What Is the Closed Learning Loop
Most AI coding agents are stateless — they forget everything between sessions. Hermes Agent breaks this pattern with a closed learning loop that continuously converts experience into reusable knowledge. The cycle works like this: the agent receives a task, executes it using multiple tools, evaluates the outcome, and if the task was complex enough (5 or more tool calls), auto-generates a structured skill document. That document is stored locally and retrieved automatically the next time the agent encounters a similar task.
The loop is “closed” because it feeds back into itself. Each execution refines the skill, each refined skill produces better execution, and each better execution generates even more accurate skill updates. Over time, the agent becomes measurably faster at recurring workflows. One Reddit user reported a 40% speed improvement on repetitive research tasks after just 2 hours of use — the agent had auto-generated 8 research-related skills that eliminated redundant tool calls and optimized source selection.
The conceptual flow is: Task → Execute → Evaluate → Generate Skill → Store → Retrieve on next similar task. This creates a flywheel effect where the agent gets better the more you use it, without any manual configuration required.
How Skills Are Auto-Generated
Skill auto-generation is triggered when a task meets two conditions: it required 5 or more tool calls to complete, and the agent evaluates the task pattern as likely to recur. The agent does not generate a skill for every complex task — one-off tasks like “fix this specific typo in line 47” are skipped because they have no reuse potential.
When generation triggers, Hermes captures several pieces of information from the completed task:
- The trigger phrase — what the user said or what condition initiated the task
- Context requirements — what files, data, or environment state the task needed
- The tool call sequence — every tool invocation in order, with parameters
- Decision points — where the agent chose between alternatives and why
- The output format — how results were structured and delivered
This information is compiled into a structured Markdown document and saved to ~/.hermes/skills/with a descriptive filename. The entire process is automatic — you do not need to tell the agent to learn or save anything.
Skill Document Anatomy
Every auto-generated skill follows the same Markdown structure. Here is an annotated breakdown of a real skill document for a research synthesis workflow:
# Research Synthesis
## Trigger
- User says: "research X and summarize"
- User says: "find information about X"
- Context contains: research request with topic
## Context Requirements
- Internet access (web search tool available)
- No special files or environment variables needed
## Steps
1. Perform web search for the topic (3-5 queries with varied phrasing)
2. Filter results — prefer primary sources, peer-reviewed content,
official documentation; discard SEO spam and thin content
3. Extract key points from top 5-8 sources
4. Cross-reference claims across sources for accuracy
5. Synthesize findings into a structured summary
6. Format with headers, bullet points, and source citations
## Expected Output
- Structured summary (300-500 words)
- Key findings as bullet points
- Source list with URLs
- Confidence assessment for each major claim
## Version History
- v1.0 (2026-03-15): Initial generation after 3 research tasks
- v1.1 (2026-03-18): Added cross-referencing step (step 4)

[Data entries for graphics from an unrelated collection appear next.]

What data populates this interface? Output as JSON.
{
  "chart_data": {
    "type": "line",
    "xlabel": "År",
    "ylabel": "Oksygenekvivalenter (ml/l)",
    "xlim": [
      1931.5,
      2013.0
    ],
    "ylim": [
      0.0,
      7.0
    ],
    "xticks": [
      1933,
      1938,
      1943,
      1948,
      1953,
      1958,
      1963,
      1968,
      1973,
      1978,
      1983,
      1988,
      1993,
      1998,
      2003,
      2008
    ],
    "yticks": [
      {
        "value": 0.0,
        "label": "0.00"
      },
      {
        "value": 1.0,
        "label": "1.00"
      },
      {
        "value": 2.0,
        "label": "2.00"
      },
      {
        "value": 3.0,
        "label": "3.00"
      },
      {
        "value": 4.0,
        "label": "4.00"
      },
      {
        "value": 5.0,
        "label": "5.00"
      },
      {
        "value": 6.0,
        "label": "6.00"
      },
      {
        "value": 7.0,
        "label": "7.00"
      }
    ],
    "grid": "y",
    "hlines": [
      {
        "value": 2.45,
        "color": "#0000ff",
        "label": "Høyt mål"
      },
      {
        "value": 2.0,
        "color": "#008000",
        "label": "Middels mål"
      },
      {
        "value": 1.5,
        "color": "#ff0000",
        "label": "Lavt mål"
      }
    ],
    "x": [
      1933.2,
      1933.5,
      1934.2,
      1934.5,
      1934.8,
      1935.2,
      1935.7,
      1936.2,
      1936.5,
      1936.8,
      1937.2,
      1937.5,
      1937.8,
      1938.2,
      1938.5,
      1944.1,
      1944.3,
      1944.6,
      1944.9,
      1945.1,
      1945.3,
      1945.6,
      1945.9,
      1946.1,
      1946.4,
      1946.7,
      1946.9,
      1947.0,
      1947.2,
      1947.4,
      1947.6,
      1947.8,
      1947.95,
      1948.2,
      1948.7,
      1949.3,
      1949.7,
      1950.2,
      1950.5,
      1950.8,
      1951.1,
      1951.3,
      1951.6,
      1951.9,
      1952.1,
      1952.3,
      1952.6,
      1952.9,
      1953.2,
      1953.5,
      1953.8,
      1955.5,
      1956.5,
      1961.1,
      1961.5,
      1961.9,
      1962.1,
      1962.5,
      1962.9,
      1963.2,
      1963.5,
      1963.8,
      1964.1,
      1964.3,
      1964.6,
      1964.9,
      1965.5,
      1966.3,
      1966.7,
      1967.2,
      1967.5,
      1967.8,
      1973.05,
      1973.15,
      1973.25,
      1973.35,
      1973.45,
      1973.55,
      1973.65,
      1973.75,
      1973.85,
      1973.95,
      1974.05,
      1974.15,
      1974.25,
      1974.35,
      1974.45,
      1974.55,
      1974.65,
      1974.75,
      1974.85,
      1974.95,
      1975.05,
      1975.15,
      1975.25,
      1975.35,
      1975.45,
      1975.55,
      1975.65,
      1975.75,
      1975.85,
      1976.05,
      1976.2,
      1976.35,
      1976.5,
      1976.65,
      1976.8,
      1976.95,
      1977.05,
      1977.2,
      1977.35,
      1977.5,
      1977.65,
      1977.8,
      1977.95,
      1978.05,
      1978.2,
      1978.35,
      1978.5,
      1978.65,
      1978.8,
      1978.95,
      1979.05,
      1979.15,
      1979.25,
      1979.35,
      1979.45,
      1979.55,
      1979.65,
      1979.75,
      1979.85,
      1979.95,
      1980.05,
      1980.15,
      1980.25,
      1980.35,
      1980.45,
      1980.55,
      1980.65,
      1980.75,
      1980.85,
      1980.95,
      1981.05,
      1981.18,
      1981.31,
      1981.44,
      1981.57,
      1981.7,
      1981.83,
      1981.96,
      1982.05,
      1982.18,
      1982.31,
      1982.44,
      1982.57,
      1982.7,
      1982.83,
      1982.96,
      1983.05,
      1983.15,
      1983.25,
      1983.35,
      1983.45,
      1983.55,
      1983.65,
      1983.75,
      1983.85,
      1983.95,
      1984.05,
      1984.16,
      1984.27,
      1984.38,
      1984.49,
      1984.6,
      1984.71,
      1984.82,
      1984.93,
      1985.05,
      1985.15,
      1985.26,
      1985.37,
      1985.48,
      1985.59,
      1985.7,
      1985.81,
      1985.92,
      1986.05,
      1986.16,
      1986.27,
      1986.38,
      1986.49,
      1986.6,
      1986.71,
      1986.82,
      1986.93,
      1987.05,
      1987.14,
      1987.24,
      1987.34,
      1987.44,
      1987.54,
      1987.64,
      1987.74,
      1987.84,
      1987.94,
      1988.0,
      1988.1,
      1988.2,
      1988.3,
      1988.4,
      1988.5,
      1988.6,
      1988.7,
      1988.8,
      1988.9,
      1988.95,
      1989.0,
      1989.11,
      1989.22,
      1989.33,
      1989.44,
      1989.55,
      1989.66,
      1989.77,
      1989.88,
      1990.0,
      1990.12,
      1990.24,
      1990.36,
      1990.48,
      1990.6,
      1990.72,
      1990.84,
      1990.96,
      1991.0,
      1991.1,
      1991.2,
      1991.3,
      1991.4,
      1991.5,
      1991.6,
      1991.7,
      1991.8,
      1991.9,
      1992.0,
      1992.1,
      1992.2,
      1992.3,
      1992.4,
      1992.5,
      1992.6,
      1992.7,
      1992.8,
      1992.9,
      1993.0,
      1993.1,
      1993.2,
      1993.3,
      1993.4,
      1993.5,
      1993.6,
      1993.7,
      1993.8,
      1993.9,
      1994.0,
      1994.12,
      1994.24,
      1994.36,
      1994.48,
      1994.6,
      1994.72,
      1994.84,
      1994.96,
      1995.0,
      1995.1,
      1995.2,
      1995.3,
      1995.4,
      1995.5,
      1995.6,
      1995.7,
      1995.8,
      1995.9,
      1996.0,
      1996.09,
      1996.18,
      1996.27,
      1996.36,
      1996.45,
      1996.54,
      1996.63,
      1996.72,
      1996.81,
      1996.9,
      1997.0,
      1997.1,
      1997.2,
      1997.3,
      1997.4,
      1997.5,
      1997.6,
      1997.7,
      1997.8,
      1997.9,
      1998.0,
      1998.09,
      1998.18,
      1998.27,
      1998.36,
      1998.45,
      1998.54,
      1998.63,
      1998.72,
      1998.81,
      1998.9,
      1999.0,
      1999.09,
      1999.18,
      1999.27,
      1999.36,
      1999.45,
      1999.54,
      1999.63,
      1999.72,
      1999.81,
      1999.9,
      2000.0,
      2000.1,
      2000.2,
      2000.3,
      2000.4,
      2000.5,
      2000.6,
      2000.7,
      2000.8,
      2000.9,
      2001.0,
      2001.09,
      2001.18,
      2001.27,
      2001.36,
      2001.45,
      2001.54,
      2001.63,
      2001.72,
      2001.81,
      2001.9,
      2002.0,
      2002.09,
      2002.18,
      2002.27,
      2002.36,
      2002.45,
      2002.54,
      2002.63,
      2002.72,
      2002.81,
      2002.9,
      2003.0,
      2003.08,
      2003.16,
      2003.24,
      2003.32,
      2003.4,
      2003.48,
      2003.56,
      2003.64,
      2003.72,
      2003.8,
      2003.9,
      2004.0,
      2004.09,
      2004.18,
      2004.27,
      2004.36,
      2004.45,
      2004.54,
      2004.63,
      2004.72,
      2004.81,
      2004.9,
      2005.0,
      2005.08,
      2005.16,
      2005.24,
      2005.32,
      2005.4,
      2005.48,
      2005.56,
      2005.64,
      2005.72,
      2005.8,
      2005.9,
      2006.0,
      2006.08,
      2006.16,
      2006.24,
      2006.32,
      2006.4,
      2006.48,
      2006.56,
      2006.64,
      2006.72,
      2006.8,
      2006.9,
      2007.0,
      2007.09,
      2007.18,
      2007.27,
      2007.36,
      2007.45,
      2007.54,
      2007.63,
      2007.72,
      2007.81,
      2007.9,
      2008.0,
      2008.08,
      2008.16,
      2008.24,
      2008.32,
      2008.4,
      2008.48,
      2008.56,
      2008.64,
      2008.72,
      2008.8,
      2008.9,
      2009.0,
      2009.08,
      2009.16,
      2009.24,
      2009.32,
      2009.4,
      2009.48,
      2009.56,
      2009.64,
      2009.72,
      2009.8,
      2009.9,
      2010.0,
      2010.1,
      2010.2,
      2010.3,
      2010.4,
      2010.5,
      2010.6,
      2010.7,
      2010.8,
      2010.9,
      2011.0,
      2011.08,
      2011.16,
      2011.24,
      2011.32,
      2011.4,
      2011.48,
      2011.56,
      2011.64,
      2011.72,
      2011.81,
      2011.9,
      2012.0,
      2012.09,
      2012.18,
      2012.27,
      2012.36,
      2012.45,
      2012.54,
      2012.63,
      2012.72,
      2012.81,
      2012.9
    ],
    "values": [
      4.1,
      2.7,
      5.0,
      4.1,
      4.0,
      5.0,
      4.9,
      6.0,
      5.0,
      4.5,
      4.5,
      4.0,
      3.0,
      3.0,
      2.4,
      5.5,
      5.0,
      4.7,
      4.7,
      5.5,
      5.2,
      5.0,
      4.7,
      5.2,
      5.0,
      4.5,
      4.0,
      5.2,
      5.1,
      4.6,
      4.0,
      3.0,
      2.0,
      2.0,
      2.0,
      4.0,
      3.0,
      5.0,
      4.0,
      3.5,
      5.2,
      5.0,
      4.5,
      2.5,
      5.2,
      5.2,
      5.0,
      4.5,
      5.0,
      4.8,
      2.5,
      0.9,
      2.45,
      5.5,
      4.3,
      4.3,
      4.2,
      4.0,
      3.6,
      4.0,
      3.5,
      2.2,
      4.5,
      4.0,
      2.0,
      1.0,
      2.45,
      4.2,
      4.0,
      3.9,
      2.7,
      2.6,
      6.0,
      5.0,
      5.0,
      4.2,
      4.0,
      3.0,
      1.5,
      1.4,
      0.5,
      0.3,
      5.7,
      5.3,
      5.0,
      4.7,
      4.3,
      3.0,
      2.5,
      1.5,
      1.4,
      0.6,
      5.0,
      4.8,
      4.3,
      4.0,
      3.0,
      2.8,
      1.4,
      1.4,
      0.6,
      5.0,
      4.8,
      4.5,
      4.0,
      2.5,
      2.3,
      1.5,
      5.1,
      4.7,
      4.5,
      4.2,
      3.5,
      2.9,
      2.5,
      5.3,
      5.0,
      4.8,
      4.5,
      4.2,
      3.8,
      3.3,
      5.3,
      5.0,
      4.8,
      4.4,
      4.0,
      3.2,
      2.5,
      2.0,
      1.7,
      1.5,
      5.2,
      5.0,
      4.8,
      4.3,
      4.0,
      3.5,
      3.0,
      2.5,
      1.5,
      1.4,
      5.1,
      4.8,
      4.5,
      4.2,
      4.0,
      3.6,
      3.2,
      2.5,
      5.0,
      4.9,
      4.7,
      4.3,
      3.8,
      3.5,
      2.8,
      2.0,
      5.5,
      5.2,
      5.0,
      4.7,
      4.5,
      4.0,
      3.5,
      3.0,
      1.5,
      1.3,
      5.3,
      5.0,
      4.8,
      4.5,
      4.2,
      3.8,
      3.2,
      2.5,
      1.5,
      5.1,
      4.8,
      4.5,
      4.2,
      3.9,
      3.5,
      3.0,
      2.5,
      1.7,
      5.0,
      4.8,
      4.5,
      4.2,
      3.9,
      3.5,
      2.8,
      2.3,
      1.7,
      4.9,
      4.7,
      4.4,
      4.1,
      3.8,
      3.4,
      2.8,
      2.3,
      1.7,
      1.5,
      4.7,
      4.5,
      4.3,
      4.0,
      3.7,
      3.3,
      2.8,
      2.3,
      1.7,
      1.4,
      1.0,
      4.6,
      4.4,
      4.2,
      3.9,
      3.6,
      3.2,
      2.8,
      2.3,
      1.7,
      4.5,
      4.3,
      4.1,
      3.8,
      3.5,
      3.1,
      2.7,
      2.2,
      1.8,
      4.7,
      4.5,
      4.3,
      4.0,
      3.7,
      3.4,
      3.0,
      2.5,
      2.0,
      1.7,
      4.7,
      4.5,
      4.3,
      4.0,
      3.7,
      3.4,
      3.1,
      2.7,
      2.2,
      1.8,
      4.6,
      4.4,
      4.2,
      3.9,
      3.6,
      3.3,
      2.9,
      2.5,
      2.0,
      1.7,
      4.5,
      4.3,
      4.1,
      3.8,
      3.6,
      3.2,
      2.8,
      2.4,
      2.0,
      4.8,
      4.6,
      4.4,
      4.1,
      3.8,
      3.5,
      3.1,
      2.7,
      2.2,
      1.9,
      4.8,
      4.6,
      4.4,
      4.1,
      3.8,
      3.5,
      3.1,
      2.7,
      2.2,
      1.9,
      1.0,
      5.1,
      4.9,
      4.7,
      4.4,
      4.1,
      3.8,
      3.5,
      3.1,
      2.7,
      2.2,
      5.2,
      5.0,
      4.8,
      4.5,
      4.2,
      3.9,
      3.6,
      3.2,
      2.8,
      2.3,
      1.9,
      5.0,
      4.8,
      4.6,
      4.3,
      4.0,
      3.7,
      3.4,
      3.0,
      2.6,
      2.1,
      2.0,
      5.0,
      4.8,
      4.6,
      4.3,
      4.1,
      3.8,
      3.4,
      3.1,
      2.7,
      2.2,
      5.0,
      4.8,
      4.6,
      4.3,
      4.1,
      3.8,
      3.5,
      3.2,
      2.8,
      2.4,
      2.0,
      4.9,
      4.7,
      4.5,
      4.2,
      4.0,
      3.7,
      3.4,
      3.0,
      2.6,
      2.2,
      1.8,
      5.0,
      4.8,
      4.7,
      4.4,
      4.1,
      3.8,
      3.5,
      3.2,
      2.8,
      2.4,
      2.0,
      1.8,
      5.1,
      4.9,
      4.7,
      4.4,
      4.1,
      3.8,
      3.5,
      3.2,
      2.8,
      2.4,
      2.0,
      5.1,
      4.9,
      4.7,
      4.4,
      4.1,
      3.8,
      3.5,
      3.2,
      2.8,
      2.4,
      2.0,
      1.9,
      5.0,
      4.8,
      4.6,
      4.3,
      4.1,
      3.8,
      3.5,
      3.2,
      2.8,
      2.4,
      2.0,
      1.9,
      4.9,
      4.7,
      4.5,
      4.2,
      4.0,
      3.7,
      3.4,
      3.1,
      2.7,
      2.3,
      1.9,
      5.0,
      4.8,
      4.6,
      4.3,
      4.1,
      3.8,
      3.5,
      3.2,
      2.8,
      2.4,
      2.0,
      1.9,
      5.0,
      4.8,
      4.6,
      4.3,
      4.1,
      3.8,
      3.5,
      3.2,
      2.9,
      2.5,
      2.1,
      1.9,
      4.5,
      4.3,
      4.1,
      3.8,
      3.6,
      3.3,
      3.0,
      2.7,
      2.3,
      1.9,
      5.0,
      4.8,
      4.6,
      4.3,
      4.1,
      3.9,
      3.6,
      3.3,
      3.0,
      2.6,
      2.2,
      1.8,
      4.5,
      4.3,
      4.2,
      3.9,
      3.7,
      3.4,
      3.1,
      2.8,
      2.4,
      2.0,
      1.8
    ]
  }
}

- v1.2 (2026-03-22): Improved source filtering criteriaEach section serves a specific purpose. The Trigger section tells the agent when to activate this skill. Context Requirements list prerequisites. Stepsprovide the exact workflow sequence. Expected Output defines what success looks like. And Version History tracks how the skill has evolved over time.
Self-Iteration: How Skills Evolve
Skills are not static. When Hermes executes a skill and discovers a better approach during the task — a more efficient tool call sequence, a better filtering criteria, or a more useful output format — it updates the skill document automatically. This is what makes the system a true learning loop rather than just a template library.
Self-iteration happens in three scenarios:
- Optimization — the agent finds a way to achieve the same result with fewer tool calls or faster execution
- Error correction — a step in the skill produces unexpected results, and the agent discovers a fix
- Expansion — the agent handles a variation of the task that the current skill does not cover and adds new branches
Every update is logged in the Version History section with a timestamp and description. If a self-iteration introduces a regression (the updated skill performs worse), you can manually revert to a previous version by editing the Markdown file. The conflict resolution strategy is last-write-wins, but the full change log is always preserved so nothing is permanently lost.